The Deutsche Reichsbahn took over almost all the Prussian engines and continued to build the G 10 until 1924. After the First World War, 222 G 10s went to foreign railways. According to the first provisional renumbering plan of 1923, several locomotives were delivered as Class 33s, but from the end of 1923 the newly delivered locos were given their final numbers. The G 10 was allocated numbers 57 1001-2725 and 57 2892-3524. Amongst them was number 57 1124, a G 10 from Alsace-Lorraine. In 1935 the G 10s from the Saar Railways were given numbers 57 2727-2763, of which 57 2737-2763 were the Saar Railway copies built from 1921-1925. In the Second World War more locomotives were taken over from Poland as 57 2764-2772 and 57 2784-2804 and from Luxembourg as 57 2773-2783. After the war a former G 10 from Alsace-Lorraine found itself in the GDR and was classified as 57 3551. It was joined by another G 10 of unknown origin, no. 57 4245.

Nine G 10 locomotives were ceded to Italy as war reparation after World War I, and were taken over by the Ferrovie dello Stato Italiane as Class 473 (Italian: Gruppo 473).
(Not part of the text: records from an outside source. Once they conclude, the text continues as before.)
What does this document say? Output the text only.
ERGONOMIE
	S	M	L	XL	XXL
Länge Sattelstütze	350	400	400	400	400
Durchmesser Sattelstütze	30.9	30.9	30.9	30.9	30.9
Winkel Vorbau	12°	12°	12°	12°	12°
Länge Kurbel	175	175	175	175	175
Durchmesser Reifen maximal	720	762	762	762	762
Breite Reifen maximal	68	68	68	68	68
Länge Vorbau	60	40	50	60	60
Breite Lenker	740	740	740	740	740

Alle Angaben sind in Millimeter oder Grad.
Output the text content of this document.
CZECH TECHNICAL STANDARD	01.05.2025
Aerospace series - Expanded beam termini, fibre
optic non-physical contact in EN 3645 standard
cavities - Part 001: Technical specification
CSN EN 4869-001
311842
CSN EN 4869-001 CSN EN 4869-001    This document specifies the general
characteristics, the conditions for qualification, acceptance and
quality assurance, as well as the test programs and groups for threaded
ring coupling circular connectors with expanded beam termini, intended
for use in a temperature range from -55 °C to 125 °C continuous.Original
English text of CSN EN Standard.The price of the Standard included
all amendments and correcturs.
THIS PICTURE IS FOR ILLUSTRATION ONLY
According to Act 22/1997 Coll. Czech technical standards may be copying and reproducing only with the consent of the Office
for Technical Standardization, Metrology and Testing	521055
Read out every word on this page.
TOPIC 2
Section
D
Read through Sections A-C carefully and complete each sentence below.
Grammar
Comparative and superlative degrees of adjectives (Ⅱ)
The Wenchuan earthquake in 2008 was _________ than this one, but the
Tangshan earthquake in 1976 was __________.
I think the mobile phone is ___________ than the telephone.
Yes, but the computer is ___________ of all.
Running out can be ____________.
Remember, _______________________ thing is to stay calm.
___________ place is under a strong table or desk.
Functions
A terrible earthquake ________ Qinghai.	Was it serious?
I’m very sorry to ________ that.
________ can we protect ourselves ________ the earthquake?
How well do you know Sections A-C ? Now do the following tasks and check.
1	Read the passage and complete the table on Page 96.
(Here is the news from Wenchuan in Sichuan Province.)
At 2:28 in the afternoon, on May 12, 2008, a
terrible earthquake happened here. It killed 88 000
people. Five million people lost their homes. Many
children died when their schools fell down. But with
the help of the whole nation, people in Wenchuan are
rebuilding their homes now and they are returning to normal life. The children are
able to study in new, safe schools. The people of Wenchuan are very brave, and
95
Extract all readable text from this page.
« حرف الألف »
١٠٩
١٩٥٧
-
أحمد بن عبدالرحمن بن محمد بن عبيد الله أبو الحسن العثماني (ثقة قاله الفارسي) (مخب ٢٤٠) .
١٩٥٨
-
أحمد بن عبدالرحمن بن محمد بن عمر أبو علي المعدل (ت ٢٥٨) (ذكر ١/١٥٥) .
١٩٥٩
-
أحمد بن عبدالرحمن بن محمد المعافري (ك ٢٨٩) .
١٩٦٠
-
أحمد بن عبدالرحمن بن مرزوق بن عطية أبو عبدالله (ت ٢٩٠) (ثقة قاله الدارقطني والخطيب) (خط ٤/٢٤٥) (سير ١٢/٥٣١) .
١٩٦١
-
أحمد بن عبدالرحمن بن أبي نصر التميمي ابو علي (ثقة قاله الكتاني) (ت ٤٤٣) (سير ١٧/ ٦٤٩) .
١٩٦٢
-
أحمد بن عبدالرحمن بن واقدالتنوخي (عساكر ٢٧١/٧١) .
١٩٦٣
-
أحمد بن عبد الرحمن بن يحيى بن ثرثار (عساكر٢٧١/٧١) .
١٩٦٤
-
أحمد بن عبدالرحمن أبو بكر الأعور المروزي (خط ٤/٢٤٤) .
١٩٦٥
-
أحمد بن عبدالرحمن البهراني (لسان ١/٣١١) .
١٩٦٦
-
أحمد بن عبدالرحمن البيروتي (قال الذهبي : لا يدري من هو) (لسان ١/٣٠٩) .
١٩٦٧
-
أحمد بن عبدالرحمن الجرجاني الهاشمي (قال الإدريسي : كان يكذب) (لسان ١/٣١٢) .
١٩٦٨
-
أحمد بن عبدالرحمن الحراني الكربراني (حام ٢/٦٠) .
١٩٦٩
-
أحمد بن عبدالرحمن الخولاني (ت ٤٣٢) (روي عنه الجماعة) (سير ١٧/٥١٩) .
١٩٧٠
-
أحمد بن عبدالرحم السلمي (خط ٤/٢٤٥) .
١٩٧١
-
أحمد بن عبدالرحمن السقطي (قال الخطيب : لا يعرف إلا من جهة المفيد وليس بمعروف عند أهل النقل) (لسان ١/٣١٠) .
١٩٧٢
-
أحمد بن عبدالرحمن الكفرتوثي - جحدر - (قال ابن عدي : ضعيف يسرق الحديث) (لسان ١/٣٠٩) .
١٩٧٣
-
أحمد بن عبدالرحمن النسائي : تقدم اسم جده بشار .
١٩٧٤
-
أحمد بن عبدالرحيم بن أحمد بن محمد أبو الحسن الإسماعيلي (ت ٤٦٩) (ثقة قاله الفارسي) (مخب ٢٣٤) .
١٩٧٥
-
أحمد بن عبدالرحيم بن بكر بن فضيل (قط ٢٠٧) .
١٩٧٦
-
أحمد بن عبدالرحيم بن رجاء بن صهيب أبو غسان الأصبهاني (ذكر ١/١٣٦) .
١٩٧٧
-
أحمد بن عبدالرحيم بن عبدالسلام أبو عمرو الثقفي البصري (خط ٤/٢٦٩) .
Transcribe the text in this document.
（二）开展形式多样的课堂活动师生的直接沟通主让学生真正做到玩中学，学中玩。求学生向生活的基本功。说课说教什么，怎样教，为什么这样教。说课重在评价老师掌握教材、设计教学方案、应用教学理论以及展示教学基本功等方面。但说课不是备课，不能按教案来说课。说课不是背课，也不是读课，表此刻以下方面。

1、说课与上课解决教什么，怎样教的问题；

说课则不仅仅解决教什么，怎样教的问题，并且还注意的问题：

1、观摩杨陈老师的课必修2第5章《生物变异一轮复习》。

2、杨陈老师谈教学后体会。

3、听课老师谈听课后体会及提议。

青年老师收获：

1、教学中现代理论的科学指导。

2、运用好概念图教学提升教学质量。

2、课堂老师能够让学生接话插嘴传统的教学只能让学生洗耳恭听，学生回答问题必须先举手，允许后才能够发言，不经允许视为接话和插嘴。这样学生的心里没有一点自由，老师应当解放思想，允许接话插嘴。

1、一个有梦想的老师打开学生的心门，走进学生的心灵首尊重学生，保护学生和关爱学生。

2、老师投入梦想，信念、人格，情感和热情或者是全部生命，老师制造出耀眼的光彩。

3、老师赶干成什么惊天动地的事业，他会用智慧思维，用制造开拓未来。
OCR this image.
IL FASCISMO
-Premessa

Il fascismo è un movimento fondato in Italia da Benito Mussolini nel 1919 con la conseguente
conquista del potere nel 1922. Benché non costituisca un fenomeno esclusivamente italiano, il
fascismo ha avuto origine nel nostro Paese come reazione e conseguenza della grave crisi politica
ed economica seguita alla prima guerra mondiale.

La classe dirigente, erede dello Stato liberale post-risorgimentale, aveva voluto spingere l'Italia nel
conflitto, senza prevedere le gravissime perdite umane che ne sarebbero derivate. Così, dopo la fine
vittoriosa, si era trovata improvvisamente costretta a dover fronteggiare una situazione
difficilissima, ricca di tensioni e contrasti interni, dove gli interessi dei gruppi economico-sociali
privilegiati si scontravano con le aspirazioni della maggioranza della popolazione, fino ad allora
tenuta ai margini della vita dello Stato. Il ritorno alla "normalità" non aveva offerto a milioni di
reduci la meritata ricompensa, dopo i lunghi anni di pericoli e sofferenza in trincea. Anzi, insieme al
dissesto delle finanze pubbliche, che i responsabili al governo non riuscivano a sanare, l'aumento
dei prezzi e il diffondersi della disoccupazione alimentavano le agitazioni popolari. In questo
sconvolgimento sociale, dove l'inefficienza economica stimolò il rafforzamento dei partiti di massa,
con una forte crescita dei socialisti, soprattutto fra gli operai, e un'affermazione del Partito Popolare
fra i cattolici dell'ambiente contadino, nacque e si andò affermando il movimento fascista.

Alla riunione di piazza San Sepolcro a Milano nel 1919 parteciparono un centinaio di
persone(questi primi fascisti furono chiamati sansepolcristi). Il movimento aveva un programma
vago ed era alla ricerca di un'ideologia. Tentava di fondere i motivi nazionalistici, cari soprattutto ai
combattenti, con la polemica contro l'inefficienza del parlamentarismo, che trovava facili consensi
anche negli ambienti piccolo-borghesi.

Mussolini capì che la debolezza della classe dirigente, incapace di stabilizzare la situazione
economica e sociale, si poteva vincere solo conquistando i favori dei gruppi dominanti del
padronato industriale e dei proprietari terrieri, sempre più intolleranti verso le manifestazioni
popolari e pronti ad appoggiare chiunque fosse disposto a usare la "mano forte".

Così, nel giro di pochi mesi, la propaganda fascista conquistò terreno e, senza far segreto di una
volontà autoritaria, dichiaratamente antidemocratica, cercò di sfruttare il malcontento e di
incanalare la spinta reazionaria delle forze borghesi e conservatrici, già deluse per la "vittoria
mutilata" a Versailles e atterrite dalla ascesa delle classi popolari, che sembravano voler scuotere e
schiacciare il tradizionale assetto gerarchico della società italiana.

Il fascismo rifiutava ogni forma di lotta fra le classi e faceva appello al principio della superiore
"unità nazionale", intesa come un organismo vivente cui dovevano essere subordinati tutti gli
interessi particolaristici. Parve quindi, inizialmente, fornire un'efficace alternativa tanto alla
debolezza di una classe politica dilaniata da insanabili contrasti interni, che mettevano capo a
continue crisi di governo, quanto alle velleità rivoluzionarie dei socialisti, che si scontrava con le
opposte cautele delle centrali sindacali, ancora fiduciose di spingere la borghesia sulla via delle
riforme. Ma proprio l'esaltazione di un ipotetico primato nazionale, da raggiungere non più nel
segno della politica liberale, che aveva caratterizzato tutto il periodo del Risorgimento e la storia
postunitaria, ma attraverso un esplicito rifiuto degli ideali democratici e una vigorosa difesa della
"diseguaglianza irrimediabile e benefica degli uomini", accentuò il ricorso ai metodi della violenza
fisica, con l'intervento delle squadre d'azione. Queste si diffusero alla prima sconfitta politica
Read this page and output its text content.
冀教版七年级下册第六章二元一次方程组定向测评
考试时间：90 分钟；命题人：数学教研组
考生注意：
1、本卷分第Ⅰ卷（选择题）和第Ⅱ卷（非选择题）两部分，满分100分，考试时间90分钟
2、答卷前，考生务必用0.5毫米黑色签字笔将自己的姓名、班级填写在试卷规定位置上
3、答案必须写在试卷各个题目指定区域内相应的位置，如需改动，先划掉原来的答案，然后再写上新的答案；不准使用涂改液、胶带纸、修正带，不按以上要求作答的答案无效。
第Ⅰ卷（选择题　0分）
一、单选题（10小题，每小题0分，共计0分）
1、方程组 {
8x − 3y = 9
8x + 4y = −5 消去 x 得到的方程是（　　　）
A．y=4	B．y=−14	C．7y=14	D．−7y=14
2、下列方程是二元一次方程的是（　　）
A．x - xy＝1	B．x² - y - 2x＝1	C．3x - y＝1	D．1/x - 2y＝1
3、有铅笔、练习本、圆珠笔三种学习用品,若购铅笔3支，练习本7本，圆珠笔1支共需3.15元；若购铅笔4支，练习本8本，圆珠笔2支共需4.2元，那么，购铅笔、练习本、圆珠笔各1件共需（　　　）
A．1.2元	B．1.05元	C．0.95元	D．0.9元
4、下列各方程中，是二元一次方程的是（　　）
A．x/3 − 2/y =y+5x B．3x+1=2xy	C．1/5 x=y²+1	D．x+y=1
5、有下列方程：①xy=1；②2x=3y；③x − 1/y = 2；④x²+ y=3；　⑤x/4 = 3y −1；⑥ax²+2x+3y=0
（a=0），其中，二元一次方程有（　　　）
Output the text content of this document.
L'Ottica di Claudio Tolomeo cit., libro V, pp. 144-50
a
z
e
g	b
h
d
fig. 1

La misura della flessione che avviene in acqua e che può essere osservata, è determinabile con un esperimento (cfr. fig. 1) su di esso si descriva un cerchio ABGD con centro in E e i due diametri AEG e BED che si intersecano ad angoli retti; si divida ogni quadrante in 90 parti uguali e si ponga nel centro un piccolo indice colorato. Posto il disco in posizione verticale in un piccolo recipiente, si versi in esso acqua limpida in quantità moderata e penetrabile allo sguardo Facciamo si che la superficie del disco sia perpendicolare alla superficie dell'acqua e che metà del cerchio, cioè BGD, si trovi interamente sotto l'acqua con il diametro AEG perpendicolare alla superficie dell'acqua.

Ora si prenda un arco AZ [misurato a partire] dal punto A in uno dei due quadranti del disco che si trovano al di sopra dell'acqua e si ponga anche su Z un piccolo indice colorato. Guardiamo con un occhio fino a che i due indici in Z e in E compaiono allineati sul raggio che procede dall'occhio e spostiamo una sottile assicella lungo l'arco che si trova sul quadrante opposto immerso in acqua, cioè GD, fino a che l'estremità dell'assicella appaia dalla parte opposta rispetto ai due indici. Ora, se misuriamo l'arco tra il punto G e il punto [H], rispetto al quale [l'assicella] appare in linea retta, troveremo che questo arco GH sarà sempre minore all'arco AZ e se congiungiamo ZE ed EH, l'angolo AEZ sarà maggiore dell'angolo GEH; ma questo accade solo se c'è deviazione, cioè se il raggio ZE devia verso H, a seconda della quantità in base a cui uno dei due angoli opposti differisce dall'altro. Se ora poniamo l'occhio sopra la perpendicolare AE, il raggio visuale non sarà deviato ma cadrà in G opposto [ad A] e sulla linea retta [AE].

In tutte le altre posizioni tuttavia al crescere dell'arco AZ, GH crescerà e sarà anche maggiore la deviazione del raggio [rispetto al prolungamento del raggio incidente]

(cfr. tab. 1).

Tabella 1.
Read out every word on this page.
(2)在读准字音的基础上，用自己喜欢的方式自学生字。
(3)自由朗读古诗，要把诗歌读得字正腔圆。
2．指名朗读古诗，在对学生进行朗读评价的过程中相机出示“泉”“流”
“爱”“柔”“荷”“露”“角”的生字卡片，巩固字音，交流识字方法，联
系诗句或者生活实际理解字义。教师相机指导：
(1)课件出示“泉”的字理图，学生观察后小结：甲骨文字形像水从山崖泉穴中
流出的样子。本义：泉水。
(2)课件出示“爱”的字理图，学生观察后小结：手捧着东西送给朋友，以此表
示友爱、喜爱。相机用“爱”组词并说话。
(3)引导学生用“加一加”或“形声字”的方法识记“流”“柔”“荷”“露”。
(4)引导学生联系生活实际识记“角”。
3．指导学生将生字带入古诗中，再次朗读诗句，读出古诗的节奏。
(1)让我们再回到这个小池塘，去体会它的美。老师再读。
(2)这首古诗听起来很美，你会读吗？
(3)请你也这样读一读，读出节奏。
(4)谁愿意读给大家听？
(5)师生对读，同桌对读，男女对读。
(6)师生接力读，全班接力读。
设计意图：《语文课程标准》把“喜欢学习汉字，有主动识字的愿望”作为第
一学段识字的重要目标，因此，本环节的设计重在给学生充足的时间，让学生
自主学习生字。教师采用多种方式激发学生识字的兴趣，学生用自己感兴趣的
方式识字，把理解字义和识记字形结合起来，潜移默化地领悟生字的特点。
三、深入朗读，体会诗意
In 1950, the Deutsche Bundesbahn had about 649 ex-Prussian G 10s in its fleet, the Deutsche Reichsbahn (East Germany) had 112 and the Saar Railways had 81. The Bundesbahn reclassified its G 10s as Class 057 in 1968, but had retired them by 1970, the last one out of service being 057 070-5 on 22 September 1970. The Reichsbahn completed their retirement of G 10s by 1972.

From 1916 the Austrian Empire's military railway (k.u.k. Heeresbahn) had 20 G 10s which were designated as Class 680 and were specifically intended for duties on the broad gauge Russian Railways. Several of them were given Reichsbahn numbers 57 2766-2768 and 57 2789-2792 during the Second World War.

After the war, some 165 engines of Class 57.10-35 remained on Austrian territory. Of these 96 continued in service as the ÖBB Class 657. The Austrian Federal Railway (ÖBB) retired them all by 1968. Number 657.2770, an engine obtained by the Austrian Society for Railway History (ÖGEG) from Romania, has been preserved in working order and is used for special services.

The vehicles were equipped with various tenders, including Prussian pr 3 T 16.5, pr 3 T 20, pr 2'2' T 21.5 and pr 2'2' T 31.5 tenders as well as the Bavarian bay 3 T 20. which had been taken over from Bavarian G 4/5 N and G 4/5 H locomotives.

== Accidents ==
Two G 10 locomotives on the Stahringen–Friedrichshafen rail line, one hauling a goods train, the other a special passenger service collided head-on in the Markdorf rail disaster on 22 December 1939, 101 people died as a result of the crash, and 47 were injured.